Penetration testers jailed after they broke into a courthouse to test its physical security

Well, maybe they can finish the job when they return for their court appearance.

Sounds like a really pleasant place to work.

I was asked to run a vulnerability test of one of our labs. The point was to see whether personnel would follow proper protocols and such. I configured a USB thumb drive with a hidden suspicious Autorun.inf file that would trigger the antivirus, which would alert the personnel to quarantine the system. Pretty basic.

As expected, protocols were not followed, and eventually the ‘crisis’ bubbled all the way to our head of Infosec.

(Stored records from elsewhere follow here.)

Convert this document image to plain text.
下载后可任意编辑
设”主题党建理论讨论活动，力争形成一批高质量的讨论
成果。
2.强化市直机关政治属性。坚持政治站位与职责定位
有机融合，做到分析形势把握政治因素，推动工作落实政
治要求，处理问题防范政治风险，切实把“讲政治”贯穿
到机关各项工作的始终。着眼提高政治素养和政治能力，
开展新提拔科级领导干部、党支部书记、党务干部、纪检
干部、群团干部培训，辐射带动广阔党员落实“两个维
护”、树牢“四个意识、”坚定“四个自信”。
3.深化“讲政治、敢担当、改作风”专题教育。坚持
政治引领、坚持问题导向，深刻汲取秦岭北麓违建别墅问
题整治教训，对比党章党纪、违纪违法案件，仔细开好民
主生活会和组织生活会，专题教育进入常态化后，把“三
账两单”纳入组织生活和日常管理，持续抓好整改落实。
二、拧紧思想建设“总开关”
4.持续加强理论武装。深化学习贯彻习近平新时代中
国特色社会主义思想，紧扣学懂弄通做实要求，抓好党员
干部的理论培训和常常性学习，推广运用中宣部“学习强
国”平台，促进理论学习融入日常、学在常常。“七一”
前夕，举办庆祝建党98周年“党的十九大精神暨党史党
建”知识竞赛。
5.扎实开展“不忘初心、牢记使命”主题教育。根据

He quickly determined it was a test since the Autorun.inf file had his name written into it.

Management were embarrassed by the incident, and decided that the protocols were just fine and that we just shouldn’t run tests anymore since they just cause problems.

I work at a large company that makes things that go “Whoosh” and “Zoom”

13 Likes

Probably inspired by watching one too many Deviant Ollam videos.

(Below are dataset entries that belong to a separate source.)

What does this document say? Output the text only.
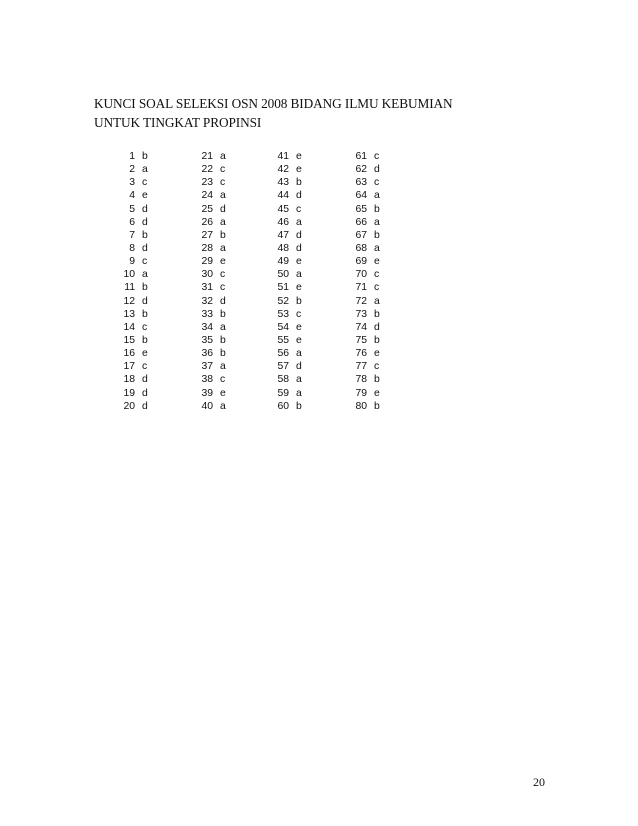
KUNCI SOAL SELEKSI OSN 2008 BIDANG ILMU KEBUMIAN
UNTUK TINGKAT PROPINSI
1 b
2 a
3 c
4 e
5 d
6 d
7 b
8 d
9 c
10 a
11 b
12 d
13 b
14 c
15 b
16 e
17 c
18 d
19 d
20 d
21 a
22 c
23 c
24 a
25 d
26 a
27 b
28 a
29 e
30 c
31 c
32 d
33 b
34 a
35 b
36 b
37 a
38 c
39 e
40 a
41 e
42 e
43 b
44 d
45 c
46 a
47 d
48 d
49 e
50 a
51 e
52 b
53 c
54 e
55 e
56 a
57 d
58 a
59 a
60 b
61 c
62 d
63 c
64 a
65 b
66 a
67 b
68 a
69 e
70 c
71 c
72 a
73 b
74 d
75 b
76 e
77 c
78 b
79 e
80 b
20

But IIRC, Deviant Ollam flies with a gun in order to secure his luggage.

1 Like

Deviant Ollam is why I think that job would be great - like it’s all real world puzzle solving.

And thanks to a few of his videos, I figured out I can get in to our office with a small screwdriver or knife.

2 Likes

It’s good work if you can get it.

Magnavolt. And it won’t even drain the battery.

That’s the first thing that post reminded me of. The second thing your post @Bernel reminded me of is a science fiction book I finished recently where one of the main characters had to resign from the military after drunkenly deciding to do his own security testing against an allied military service. Can’t think of the name of it right now…

Are you sure there are servers in there? Looks like it could just be networking equipment. And if all their data in transit is encrypted, I’m not sure physical access would get you much.

Yes, there are actually racked servers in there. As for “if all their data is encrypted” given the shockingly lax data security we see day in and day out in the news, do you really want to bet on that?

1 Like

This topic was automatically closed after 5 days. New replies are no longer allowed.